“Technology proposes itself an architect of our intimacies,” explained Massachusetts Institute of Technology Professor Sherry Turkle to an engrossed audience at the Harvard University Extension School. The event, “The Tethered Life: Technology Reshapes Intimacy and Solitude,” was the concluding public event of the School’s yearlong centennial celebration.

“As we instant message, e-mail, text, and Twitter, technology redraws the boundaries between intimacy and solitude,” she said. “Teenagers avoid the telephone, fearful that it reveals too much. Besides, it takes too long; they would rather text than talk.
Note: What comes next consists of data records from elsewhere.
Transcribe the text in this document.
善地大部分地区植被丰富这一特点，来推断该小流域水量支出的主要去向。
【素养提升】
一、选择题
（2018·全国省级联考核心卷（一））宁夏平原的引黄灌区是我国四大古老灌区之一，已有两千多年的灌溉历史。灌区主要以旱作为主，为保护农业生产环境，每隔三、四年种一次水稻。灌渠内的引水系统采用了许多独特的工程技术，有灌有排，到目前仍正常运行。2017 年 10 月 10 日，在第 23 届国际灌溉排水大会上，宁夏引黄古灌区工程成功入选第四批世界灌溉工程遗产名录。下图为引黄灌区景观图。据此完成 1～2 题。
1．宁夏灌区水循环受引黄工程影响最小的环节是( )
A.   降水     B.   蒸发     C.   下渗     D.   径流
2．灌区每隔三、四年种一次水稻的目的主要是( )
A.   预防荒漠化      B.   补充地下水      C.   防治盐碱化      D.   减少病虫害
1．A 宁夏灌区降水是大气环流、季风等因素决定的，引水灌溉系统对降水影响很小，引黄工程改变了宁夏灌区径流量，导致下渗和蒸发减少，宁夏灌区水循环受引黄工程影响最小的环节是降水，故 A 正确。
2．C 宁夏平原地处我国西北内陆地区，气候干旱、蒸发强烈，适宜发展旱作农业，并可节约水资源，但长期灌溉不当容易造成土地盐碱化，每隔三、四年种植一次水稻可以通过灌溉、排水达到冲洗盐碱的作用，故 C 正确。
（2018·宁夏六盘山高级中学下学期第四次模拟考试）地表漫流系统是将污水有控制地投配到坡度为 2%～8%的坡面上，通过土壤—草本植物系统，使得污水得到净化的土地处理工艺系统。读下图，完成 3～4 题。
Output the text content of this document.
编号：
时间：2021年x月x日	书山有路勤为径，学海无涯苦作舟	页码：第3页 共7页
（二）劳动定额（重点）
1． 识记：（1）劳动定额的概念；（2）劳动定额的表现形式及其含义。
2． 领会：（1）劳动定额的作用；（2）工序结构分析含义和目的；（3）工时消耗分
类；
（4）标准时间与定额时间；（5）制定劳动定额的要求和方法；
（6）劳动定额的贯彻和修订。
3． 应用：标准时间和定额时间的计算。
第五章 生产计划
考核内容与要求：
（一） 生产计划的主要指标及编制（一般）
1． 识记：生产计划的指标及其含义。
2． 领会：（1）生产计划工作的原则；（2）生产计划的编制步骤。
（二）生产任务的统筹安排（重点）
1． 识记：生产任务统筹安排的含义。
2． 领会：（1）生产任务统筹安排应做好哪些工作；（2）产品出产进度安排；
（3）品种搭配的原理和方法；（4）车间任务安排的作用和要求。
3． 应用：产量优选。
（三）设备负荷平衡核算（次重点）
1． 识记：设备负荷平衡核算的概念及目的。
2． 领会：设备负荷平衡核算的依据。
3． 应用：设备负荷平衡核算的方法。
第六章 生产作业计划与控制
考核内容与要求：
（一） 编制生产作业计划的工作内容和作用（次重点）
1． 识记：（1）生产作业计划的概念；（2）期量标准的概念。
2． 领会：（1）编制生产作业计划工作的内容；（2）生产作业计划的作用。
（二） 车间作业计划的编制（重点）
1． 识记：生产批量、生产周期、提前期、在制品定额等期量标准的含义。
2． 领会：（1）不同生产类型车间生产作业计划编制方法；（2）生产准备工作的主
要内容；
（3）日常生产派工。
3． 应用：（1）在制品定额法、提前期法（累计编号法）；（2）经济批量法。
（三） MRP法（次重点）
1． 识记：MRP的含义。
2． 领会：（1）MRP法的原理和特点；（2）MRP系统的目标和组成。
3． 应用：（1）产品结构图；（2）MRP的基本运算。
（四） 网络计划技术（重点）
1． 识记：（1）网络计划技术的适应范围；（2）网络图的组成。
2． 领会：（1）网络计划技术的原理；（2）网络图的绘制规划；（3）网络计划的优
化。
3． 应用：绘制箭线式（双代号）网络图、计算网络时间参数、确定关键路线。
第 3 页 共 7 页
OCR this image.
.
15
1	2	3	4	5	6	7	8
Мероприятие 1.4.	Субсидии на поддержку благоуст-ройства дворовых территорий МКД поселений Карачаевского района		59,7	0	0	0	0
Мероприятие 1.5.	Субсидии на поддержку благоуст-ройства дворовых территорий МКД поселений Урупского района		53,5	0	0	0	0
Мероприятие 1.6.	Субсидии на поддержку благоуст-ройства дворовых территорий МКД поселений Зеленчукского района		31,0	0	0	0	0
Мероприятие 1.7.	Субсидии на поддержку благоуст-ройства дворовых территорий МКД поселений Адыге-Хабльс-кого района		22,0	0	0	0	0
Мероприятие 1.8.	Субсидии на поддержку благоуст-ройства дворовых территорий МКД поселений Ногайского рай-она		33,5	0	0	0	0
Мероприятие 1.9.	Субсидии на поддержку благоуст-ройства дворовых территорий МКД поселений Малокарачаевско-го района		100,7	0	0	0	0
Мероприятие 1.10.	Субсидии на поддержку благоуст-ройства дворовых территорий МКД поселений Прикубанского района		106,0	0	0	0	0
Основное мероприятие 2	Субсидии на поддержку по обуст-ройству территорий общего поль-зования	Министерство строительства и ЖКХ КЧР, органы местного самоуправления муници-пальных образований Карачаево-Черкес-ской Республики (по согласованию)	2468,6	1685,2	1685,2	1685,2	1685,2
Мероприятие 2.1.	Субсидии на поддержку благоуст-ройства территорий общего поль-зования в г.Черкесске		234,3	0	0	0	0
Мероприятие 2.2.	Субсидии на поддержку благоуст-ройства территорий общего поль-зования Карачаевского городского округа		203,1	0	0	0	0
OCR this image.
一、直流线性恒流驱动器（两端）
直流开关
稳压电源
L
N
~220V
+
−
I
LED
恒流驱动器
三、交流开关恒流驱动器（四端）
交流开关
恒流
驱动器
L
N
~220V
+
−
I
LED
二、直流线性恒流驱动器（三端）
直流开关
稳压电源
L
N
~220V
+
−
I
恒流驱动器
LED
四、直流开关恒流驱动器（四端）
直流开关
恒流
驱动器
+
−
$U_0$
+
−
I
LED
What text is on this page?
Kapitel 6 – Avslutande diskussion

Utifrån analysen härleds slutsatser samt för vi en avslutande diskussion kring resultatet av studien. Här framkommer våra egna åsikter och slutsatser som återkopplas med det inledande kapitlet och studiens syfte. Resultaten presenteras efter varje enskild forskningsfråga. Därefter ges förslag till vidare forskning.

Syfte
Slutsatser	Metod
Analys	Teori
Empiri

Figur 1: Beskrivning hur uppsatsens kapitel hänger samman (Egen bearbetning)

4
Adults, too, choose keyboards over the human voice.”

Tethered to technology, we are shaken when the unplugged world does not signify or satisfy. “After an evening of avatar-to-avatar talk in a networked game, we feel — at one moment — in possession of a full social life, and in the next, curiously isolated in tenuous complicity with strangers.”

In this thought-provoking lecture, Turkle, who is founder and director of the MIT Initiative on Technology and Self, shared her observations on the significant impact technology has had on our personal lives — on our children, our families, and our notions of privacy, and how it has offered us less than positive substitutes for direct face-to-face connection with people in a world of machine-mediated relationships on networked devices.

The May 14 lecture was based on Turkle’s new book, “Alone Together: Technology and the Reinvention of Intimacy and Solitude,” due for release by Basic Books in January 2011.